I don't even know if I can go!!!! And it's not helping that my SIL is geting to stay home with her baby...
The "going back part" is just so hard. I don't think anyone can say more than "I survived," the return. Hugs to you. You and your babe will get through it, just be kind to yourself and take it day by day.
Once you get through the first shift or two you will realize that you can do it. Does not mean you won't find yourself crying in the bathroom (who me?) or crying while your milk letsdown while you pump (A voice of experience).
Way to go with the part time situation! That sounds like a great set up.

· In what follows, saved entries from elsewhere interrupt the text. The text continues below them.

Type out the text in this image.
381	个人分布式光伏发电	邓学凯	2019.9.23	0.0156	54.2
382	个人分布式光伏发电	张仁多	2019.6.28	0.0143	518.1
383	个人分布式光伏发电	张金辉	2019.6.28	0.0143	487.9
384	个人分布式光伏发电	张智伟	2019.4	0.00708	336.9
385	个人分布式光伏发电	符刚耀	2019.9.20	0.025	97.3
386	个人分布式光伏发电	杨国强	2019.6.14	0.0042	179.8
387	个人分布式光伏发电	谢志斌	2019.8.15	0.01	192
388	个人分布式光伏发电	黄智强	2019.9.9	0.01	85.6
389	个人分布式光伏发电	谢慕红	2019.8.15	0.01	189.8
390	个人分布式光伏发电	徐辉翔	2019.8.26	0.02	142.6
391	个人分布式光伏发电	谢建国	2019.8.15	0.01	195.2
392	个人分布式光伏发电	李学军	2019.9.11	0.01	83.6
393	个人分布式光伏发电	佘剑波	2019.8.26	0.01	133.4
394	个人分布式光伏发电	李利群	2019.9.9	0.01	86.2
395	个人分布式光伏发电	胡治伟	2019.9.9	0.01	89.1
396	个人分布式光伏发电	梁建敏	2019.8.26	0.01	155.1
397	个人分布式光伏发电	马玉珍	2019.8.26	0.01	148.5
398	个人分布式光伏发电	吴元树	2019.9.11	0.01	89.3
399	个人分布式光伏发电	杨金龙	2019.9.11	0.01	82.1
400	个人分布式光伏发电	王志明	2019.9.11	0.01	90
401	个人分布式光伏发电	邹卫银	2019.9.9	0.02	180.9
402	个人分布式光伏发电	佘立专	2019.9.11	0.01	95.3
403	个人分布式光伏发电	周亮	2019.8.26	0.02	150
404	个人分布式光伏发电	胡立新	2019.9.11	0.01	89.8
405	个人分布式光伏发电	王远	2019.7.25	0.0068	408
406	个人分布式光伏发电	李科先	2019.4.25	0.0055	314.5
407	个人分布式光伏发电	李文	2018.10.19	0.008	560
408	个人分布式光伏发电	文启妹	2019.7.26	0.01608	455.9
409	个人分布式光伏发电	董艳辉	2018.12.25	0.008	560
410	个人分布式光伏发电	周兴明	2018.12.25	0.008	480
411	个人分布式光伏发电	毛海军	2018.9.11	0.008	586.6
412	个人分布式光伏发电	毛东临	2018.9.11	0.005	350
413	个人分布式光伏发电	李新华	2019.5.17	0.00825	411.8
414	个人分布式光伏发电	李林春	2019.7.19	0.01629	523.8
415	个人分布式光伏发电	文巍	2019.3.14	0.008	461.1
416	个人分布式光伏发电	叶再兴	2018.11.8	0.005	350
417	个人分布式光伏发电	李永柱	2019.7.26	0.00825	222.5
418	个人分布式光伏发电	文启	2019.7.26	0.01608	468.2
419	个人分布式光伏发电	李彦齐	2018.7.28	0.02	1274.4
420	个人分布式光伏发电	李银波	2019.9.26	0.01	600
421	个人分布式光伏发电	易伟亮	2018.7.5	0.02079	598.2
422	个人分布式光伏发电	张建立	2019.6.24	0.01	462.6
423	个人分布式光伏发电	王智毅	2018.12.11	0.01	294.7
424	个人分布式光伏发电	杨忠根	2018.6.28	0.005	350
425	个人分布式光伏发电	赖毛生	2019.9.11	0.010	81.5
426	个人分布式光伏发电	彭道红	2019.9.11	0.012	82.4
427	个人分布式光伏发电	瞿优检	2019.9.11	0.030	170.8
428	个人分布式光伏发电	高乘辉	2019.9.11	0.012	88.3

It was better than I expected (though it helped that DH got home early and picked DS up about an hour and a half after I dropped him off). I worried about him a little, but the ladies watching him seamed really nice - and I was able to pump more milk than I have been, so I knew he would be well fed (though I was sore not being able to feed or pump for 4hrs - I was in the water). DH reported that the baby was happy when he got picked up, and they had fed him and he did well - he cried at home with DH, but because he was gasy.
He has basically just been BF sense I got home..but I think ithe whole thing was harder on me than him!
I'm still not sure if I will stick with it..but I will give it try.
Thank you everyone for your support!
Even though I'm still feeling a little sad about it, do feel better. ..and I guess one good thing is how much it makes me appreciate being with him even when I'm tired at night!